The Community Safety and Police Violence project of the Southern Center for Human Rights will host the last of seven town halls intended to engage, educate, and gather input from Atlanta residents about policing, violence, and community safety. The project held the first six town halls in person and in each of Atlanta’s six police zones with residents of those zones joining as community experts, adding their own unique experiences on those topics to the discussion. Tuesday’s town will be held digitally, and registration is open to residents of all six zones. Attendees will receive a stipend in the form of a $50 gift card for their time and participation.
“Community education is an equalizer,” says Devin Franklin, Southern Center’s Movement Policy Counsel. During each town hall, the project presents their findings regarding use of force, racial biases, and the record high 116 shootings by police in the state of Georgia in 2022, which gives community members “information from all sides of the issue, including information that is unknown or ignored by elected officials,” according to Franklin. According to GBI data, last year Atlanta Police Department officers committed 13 shootings, more than double its 2021 total.

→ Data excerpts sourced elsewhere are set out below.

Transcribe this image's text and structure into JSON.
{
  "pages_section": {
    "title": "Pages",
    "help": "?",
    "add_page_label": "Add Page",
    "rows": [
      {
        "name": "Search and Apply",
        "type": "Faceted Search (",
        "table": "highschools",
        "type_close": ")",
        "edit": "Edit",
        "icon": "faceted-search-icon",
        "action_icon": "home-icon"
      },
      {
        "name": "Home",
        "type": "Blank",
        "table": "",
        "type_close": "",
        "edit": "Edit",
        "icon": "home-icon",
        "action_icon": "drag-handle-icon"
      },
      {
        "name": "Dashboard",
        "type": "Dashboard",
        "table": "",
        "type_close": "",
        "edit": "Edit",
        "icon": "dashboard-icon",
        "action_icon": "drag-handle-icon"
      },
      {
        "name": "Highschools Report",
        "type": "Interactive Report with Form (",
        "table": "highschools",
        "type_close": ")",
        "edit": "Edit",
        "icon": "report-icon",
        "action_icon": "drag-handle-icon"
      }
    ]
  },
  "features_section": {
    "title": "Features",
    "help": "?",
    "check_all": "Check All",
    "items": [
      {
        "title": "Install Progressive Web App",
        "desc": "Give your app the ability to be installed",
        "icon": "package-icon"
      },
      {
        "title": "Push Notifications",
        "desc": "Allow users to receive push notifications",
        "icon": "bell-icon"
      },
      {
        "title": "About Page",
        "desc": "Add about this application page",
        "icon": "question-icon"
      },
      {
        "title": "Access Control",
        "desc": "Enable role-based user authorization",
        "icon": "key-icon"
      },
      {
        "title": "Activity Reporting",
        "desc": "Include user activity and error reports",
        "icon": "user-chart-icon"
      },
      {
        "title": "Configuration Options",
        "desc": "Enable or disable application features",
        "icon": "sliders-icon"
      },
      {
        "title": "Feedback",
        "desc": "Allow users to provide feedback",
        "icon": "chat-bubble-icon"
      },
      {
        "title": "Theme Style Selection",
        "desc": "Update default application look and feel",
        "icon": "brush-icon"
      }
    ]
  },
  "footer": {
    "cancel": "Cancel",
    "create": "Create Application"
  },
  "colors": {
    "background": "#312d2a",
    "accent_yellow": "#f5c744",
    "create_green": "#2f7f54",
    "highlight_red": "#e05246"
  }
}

The existence of a quota system for Atlanta Police Department officers is consistently the most surprising realization by attendees in previous town halls. “So many people have never heard of it and honestly, without the information we are able to provide, it almost sounds conspiratorial or exaggerated,” says Franklin.
APD Chief Darin Schierbaum defended the quota, which the department calls a point system, saying last year, “It’s a reflection of how much time an officer is out of service for each function,” and that officers are not penalized for low scores. Notations like “NEED IMPROVEMENT” and “UNACCEPTABLE” on zone evaluation charts, however, imply differently.
“It really feels like a moment of clarity,” Franklin describes the change in attendees understanding of the issues after the quota system is discussed, saying it moves the conversation “to where the heart of this entire discourse lies— at the roots and motivations of manufactured, systemic harms.” With time reflect and a deeper understanding of the underlying issues, community members answer the question, “what does community safety look like to you?”
“For so long, communities have been told what public safety means in a ‘top-down’ fashion,” Franklin says, “but rarely have they been given the opportunity to define what it means to them from the ‘bottom-up’.”
The project’s bottom-up approach doesn’t end in only defining public safety. Following Tuesday’s town hall, the project will move on to the second of three planned phases, which focuses on interactions between each of the six zones and looks at potential policies Atlanta may adopt to prevent the issued raised in the phase. The project plans a stakeholder symposium for its final phase, in which community members present the phase two policy recommendations to other community stakeholders, including elected officials.
The coming months determine what those policy proposals may look like, but they are likely to be drastically different than Atlanta’s current approach to public safety.
“Without spoiling the specifics,” says Franklin, “we can tell you that the overwhelming sentiment expressed are things that do not involve more police.”